Chris Bowie, who helps oversee more than $21 billion as a portfolio manager at TwentyFour Asset Management in London, initiated a fund in January to invest in corporate bonds screened for ESG credentials. He says he’s been “flabbergasted at the interest” from potential customers since its introduction.

But companies going this route have to take their broader responsibilities seriously. Any attempt at greenwashing for the sake of appearances could backfire badly. And at some point millennials, who’ve become accustomed in the digital age to music, films, and more being available almost for free, will face a harsh reality. Holding corporate executives to account costs money, which will have to be raised by increasing the fees levied on investment products, many of which have been sold in recent years at ultra-low costs. Whether savers will pay the price of a more moral approach to putting money aside remains to be seen. Other forms of specialization may provide a path for some active managers to distinguish themselves from their peers. Boutique firms able to demonstrate unmatchable expertise in emerging-markets stocks and bonds, high-yield corporate debt, real estate, or other niche asset classes can thrive as one-trick ponies, albeit on a smaller scale than the one-stop shops offering a fuller suite of investment opportunities.

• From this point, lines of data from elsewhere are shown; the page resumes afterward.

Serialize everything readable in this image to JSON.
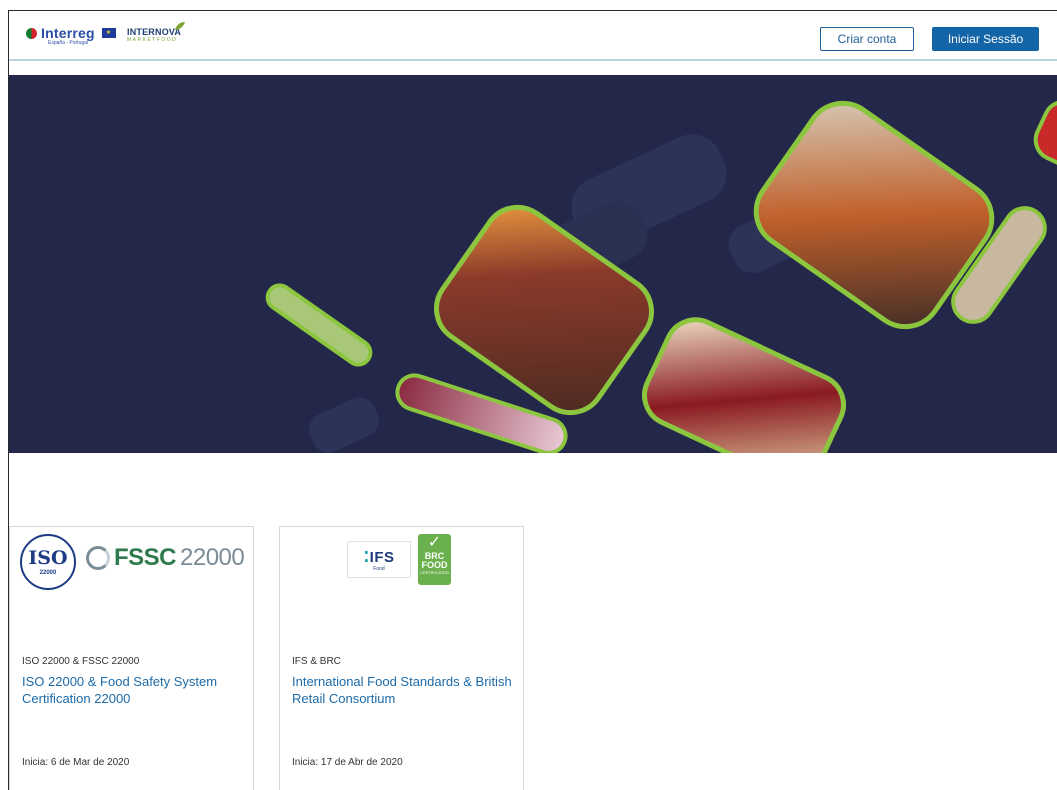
{
  "header": {
    "logo_interreg": {
      "word": "Interreg",
      "sub": "España - Portugal"
    },
    "logo_internova": {
      "word": "INTERNOVA",
      "sub": "MARKETFOOD"
    },
    "create_account_label": "Criar conta",
    "login_label": "Iniciar Sessão"
  },
  "colors": {
    "primary": "#1464a8",
    "hero_background": "#23284a",
    "accent_green": "#8cc63f",
    "title_link": "#1c6aa8"
  },
  "courses": [
    {
      "logo_iso": "ISO",
      "logo_iso_num": "22000",
      "logo_fssc": "FSSC",
      "logo_fssc_num": "22000",
      "category": "ISO 22000 & FSSC 22000",
      "title": "ISO 22000 & Food Safety System Certification 22000",
      "date": "Inicia: 6 de Mar de 2020"
    },
    {
      "logo_ifs": "IFS",
      "logo_ifs_sub": "Food",
      "logo_brc": "BRC",
      "logo_brc_food": "FOOD",
      "logo_brc_cert": "CERTIFICATED",
      "category": "IFS & BRC",
      "title": "International Food Standards & British Retail Consortium",
      "date": "Inicia: 17 de Abr de 2020"
    }
  ]
}
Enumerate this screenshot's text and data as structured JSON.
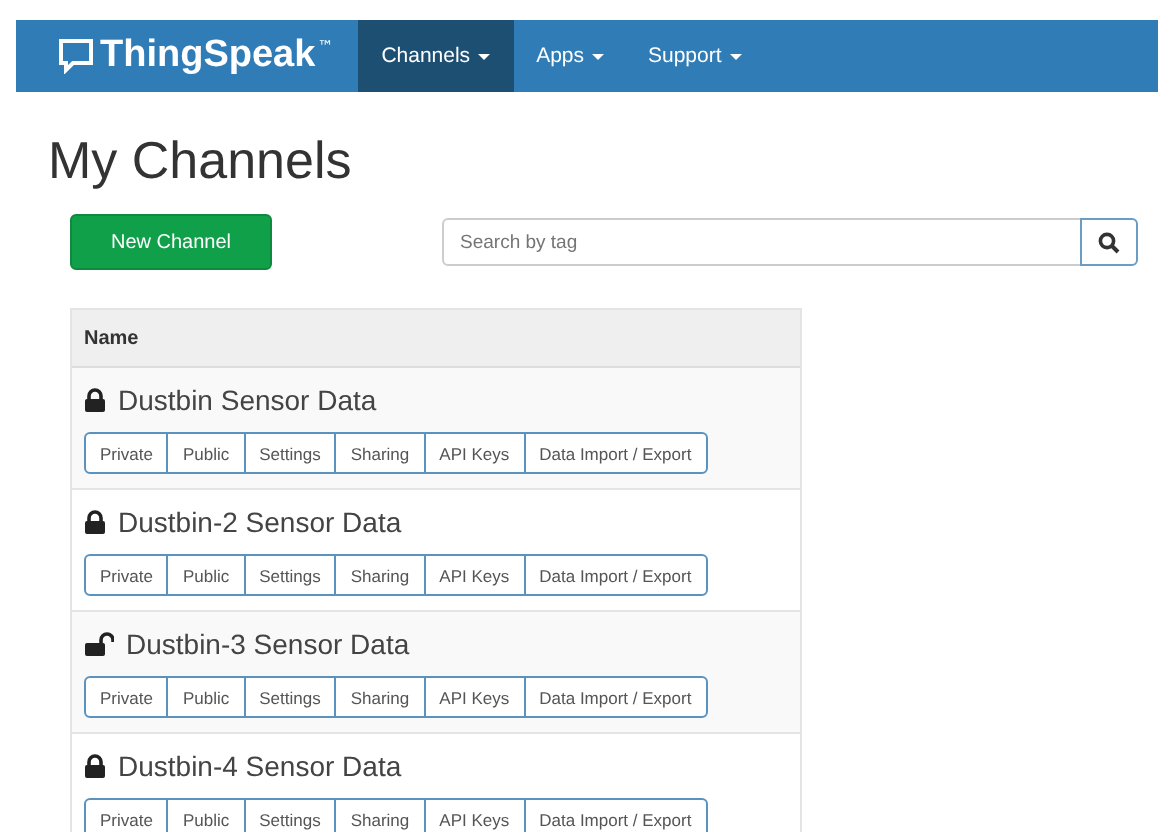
{
  "navbar": {
    "brand": "ThingSpeak",
    "trademark": "™",
    "items": [
      {
        "label": "Channels",
        "selected": true
      },
      {
        "label": "Apps",
        "selected": false
      },
      {
        "label": "Support",
        "selected": false
      }
    ]
  },
  "page_title": "My Channels",
  "new_button": "New Channel",
  "search": {
    "placeholder": "Search by tag"
  },
  "table": {
    "column": "Name",
    "rows": [
      {
        "name": "Dustbin Sensor Data",
        "locked": true,
        "actions": [
          "Private",
          "Public",
          "Settings",
          "Sharing",
          "API Keys",
          "Data Import / Export"
        ]
      },
      {
        "name": "Dustbin-2 Sensor Data",
        "locked": true,
        "actions": [
          "Private",
          "Public",
          "Settings",
          "Sharing",
          "API Keys",
          "Data Import / Export"
        ]
      },
      {
        "name": "Dustbin-3 Sensor Data",
        "locked": false,
        "actions": [
          "Private",
          "Public",
          "Settings",
          "Sharing",
          "API Keys",
          "Data Import / Export"
        ]
      },
      {
        "name": "Dustbin-4 Sensor Data",
        "locked": true,
        "actions": [
          "Private",
          "Public",
          "Settings",
          "Sharing",
          "API Keys",
          "Data Import / Export"
        ]
      }
    ]
  }
}
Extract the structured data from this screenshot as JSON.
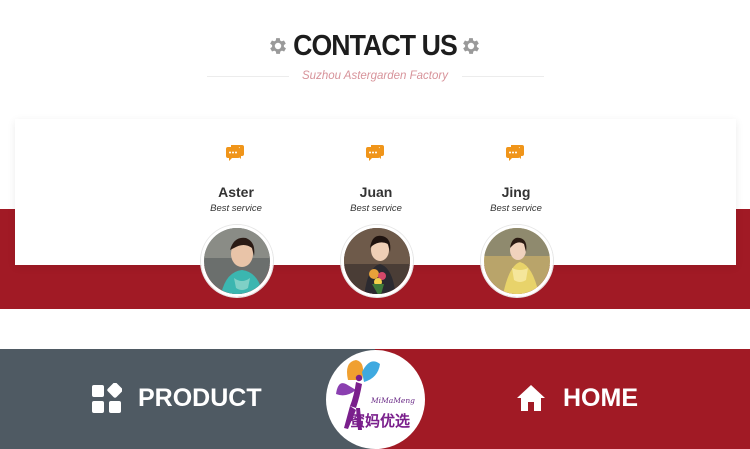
{
  "header": {
    "title": "CONTACT US",
    "subtitle": "Suzhou Astergarden Factory"
  },
  "contacts": [
    {
      "name": "Aster",
      "role": "Best service"
    },
    {
      "name": "Juan",
      "role": "Best service"
    },
    {
      "name": "Jing",
      "role": "Best service"
    }
  ],
  "nav": {
    "product_label": "PRODUCT",
    "home_label": "HOME"
  },
  "logo": {
    "latin": "MiMaMeng",
    "chinese": "蜜妈优选"
  },
  "colors": {
    "accent_red": "#a11a25",
    "slate": "#4f5a63",
    "chat_icon": "#f0951a",
    "subtitle_pink": "#d7939a"
  },
  "icons": {
    "gear": "gear-icon",
    "chat": "chat-bubble-icon",
    "product": "grid-icon",
    "home": "home-icon"
  }
}
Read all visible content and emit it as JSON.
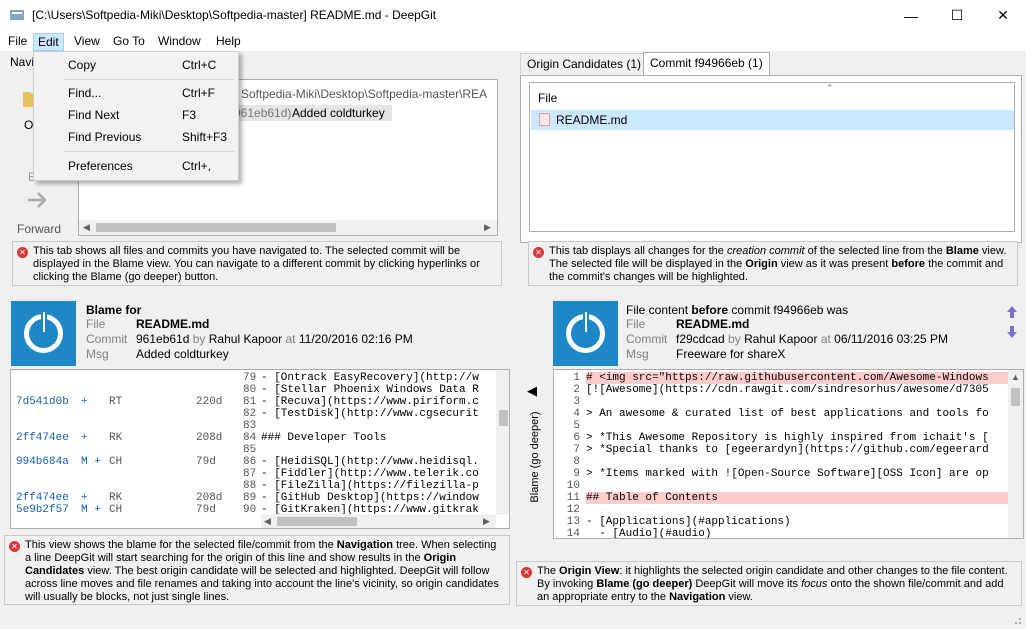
{
  "window": {
    "title": "[C:\\Users\\Softpedia-Miki\\Desktop\\Softpedia-master] README.md - DeepGit",
    "minimize": "—",
    "maximize": "☐",
    "close": "✕"
  },
  "menu": [
    "File",
    "Edit",
    "View",
    "Go To",
    "Window",
    "Help"
  ],
  "dropdown": [
    {
      "label": "Copy",
      "shortcut": "Ctrl+C"
    },
    {
      "label": "Find...",
      "shortcut": "Ctrl+F"
    },
    {
      "label": "Find Next",
      "shortcut": "F3"
    },
    {
      "label": "Find Previous",
      "shortcut": "Shift+F3"
    },
    {
      "label": "Preferences",
      "shortcut": "Ctrl+,"
    }
  ],
  "nav": {
    "tab_fragment": "Navi",
    "open_fragment": "O",
    "back_fragment": "B",
    "forward": "Forward",
    "path": "Softpedia-Miki\\Desktop\\Softpedia-master\\REA",
    "commit_hash": "961eb61d)",
    "commit_msg": "Added coldturkey",
    "note": "This tab shows all files and commits you have navigated to. The selected commit will be displayed in the Blame view. You can navigate to a different commit by clicking hyperlinks or clicking the Blame (go deeper) button."
  },
  "origin": {
    "tabs": [
      "Origin Candidates (1)",
      "Commit f94966eb (1)"
    ],
    "column": "File",
    "file": "README.md",
    "note": "This tab displays all changes for the creation commit of the selected line from the Blame view. The selected file will be displayed in the Origin view as it was present before the commit and the commit's changes will be highlighted."
  },
  "blame": {
    "title": "Blame for",
    "file_k": "File",
    "file_v": "README.md",
    "commit_k": "Commit",
    "commit_v": "961eb61d",
    "by": "by",
    "author": "Rahul Kapoor",
    "at": "at",
    "date": "11/20/2016 02:16 PM",
    "msg_k": "Msg",
    "msg_v": "Added coldturkey",
    "rows": [
      {
        "hash": "",
        "flag": "",
        "auth": "",
        "age": "",
        "num": "79",
        "code": "- [Ontrack EasyRecovery](http://w"
      },
      {
        "hash": "",
        "flag": "",
        "auth": "",
        "age": "",
        "num": "80",
        "code": "- [Stellar Phoenix Windows Data R"
      },
      {
        "hash": "7d541d0b",
        "flag": "+",
        "auth": "RT",
        "age": "220d",
        "num": "81",
        "code": "- [Recuva](https://www.piriform.c"
      },
      {
        "hash": "",
        "flag": "",
        "auth": "",
        "age": "",
        "num": "82",
        "code": "- [TestDisk](http://www.cgsecurit"
      },
      {
        "hash": "",
        "flag": "",
        "auth": "",
        "age": "",
        "num": "83",
        "code": ""
      },
      {
        "hash": "2ff474ee",
        "flag": "+",
        "auth": "RK",
        "age": "208d",
        "num": "84",
        "code": "### Developer Tools"
      },
      {
        "hash": "",
        "flag": "",
        "auth": "",
        "age": "",
        "num": "85",
        "code": ""
      },
      {
        "hash": "994b684a",
        "flag": "M +",
        "auth": "CH",
        "age": "79d",
        "num": "86",
        "code": "- [HeidiSQL](http://www.heidisql."
      },
      {
        "hash": "",
        "flag": "",
        "auth": "",
        "age": "",
        "num": "87",
        "code": "- [Fiddler](http://www.telerik.co"
      },
      {
        "hash": "",
        "flag": "",
        "auth": "",
        "age": "",
        "num": "88",
        "code": "- [FileZilla](https://filezilla-p"
      },
      {
        "hash": "2ff474ee",
        "flag": "+",
        "auth": "RK",
        "age": "208d",
        "num": "89",
        "code": "- [GitHub Desktop](https://window"
      },
      {
        "hash": "5e9b2f57",
        "flag": "M +",
        "auth": "CH",
        "age": "79d",
        "num": "90",
        "code": "- [GitKraken](https://www.gitkrak"
      }
    ],
    "note": "This view shows the blame for the selected file/commit from the Navigation tree. When selecting a line DeepGit will start searching for the origin of this line and show results in the Origin Candidates view. The best origin candidate will be selected and highlighted. DeepGit will follow across line moves and file renames and taking into account the line's vicinity, so origin candidates will usually be blocks, not just single lines."
  },
  "origin_view": {
    "title_pre": "File content",
    "title_bold": "before",
    "title_post": "commit f94966eb was",
    "file_k": "File",
    "file_v": "README.md",
    "commit_k": "Commit",
    "commit_v": "f29cdcad",
    "by": "by",
    "author": "Rahul Kapoor",
    "at": "at",
    "date": "06/11/2016 03:25 PM",
    "msg_k": "Msg",
    "msg_v": "Freeware for shareX",
    "go_deeper": "Blame (go deeper)",
    "lines": [
      {
        "n": "1",
        "code": "# <img src=\"https://raw.githubusercontent.com/Awesome-Windows",
        "hl": true
      },
      {
        "n": "2",
        "code": "[![Awesome](https://cdn.rawgit.com/sindresorhus/awesome/d7305",
        "hl": false
      },
      {
        "n": "3",
        "code": "",
        "hl": false
      },
      {
        "n": "4",
        "code": "> An awesome & curated list of best applications and tools fo",
        "hl": false
      },
      {
        "n": "5",
        "code": "",
        "hl": false
      },
      {
        "n": "6",
        "code": "> *This Awesome Repository is highly inspired from ichait's [",
        "hl": false
      },
      {
        "n": "7",
        "code": "> *Special thanks to [egeerardyn](https://github.com/egeerard",
        "hl": false
      },
      {
        "n": "8",
        "code": "",
        "hl": false
      },
      {
        "n": "9",
        "code": "> *Items marked with ![Open-Source Software][OSS Icon] are op",
        "hl": false
      },
      {
        "n": "10",
        "code": "",
        "hl": false
      },
      {
        "n": "11",
        "code": "## Table of Contents",
        "hl": true
      },
      {
        "n": "12",
        "code": "",
        "hl": false
      },
      {
        "n": "13",
        "code": "- [Applications](#applications)",
        "hl": false
      },
      {
        "n": "14",
        "code": "  - [Audio](#audio)",
        "hl": false
      }
    ],
    "note": "The Origin View: it highlights the selected origin candidate and other changes to the file content. By invoking Blame (go deeper) DeepGit will move its focus onto the shown file/commit and add an appropriate entry to the Navigation view."
  },
  "colors": {
    "accent": "#1e88c7",
    "highlight": "#ffcccc",
    "selection": "#cce8ff"
  }
}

Ashmore Group, for example, specializes in fixed-income assets in emerging markets. The company has posted 12 consecutive quarters of investor inflows, with its assets under management swelling to more than $98 billion by the end of last year, from $77 billion a year earlier.

Geographically, Asia offers the best growth opportunities for asset management, as an expanding middle class becomes wealthy enough to invest for retirement. A report by Deloitte estimates that China’s assets under management could rise almost 80%, to $3.4 trillion, by 2023, from the $1.9 trillion the nation’s retail investors put aside in 2018. And that’s the consulting firm’s base scenario; in its bull case, investments more than double, to $3.9 trillion.

For Western companies, teaming up with Asian fund management outfits probably offers the smoothest path to winning regulatory approval to sell investment products in the region. China is preparing to open its financial markets this year, allowing foreign companies to take full ownership of ventures in the country. In December, China’s regulators agreed that Amundi, Europe’s biggest investment manager, with $1.7 trillion of assets, will be allowed to take control of a partnership with Bank of China.

But those domestic companies won’t stand idly by. “By 2029 the largest asset manager in the world will be Chinese,” Cyrus Taraporevala, who’s responsible for almost $3 trillion of assets as the CEO of State Street Global Advisors, wrote in an article for the Financial Times in October. “Time, scale, and momentum are on China’s side.”

Of course, the key reason investors have been abandoning the active crowd and pouring money into index-tracking funds in recent years is the failure of stock pickers to deliver returns.

HEDGE FUNDS
Hedge funds have been the hardest hit by investors declining to pay for underperformance. They delivered average returns slightly below 13% last year, according to the Bloomberg Equity Hedge Fund Index, less than half of the gain posted by either the MSCI World Index of stocks or the S&P 500. Investors pulled almost $100 billion from the industry sector in 2019, research company EVestment estimates. So it’s little wonder that more than 4,000 hedge funds have shuttered in the past five years, according to data compiled by Hedge Fund Research.

They’re more expensive than their passive peers. But did they beat their benchmarks?

February 5

More broadly, in the five years through June 2019, more than 78% of U.S. large cap funds underperformed the S&P 500, according to S&P Global. On one- and three-year performance measures, about 70% failed to shine. In Europe, measured against the S&P Europe 350, the one-year underperformance by equity funds was a staggering 90%, with the three-year figure showing that more than 82% lagged the benchmark.

So the biggest contribution active managers could make to their survival is to simply achieve what they claim to be able to do — beat the benchmarks against which they measure their performance.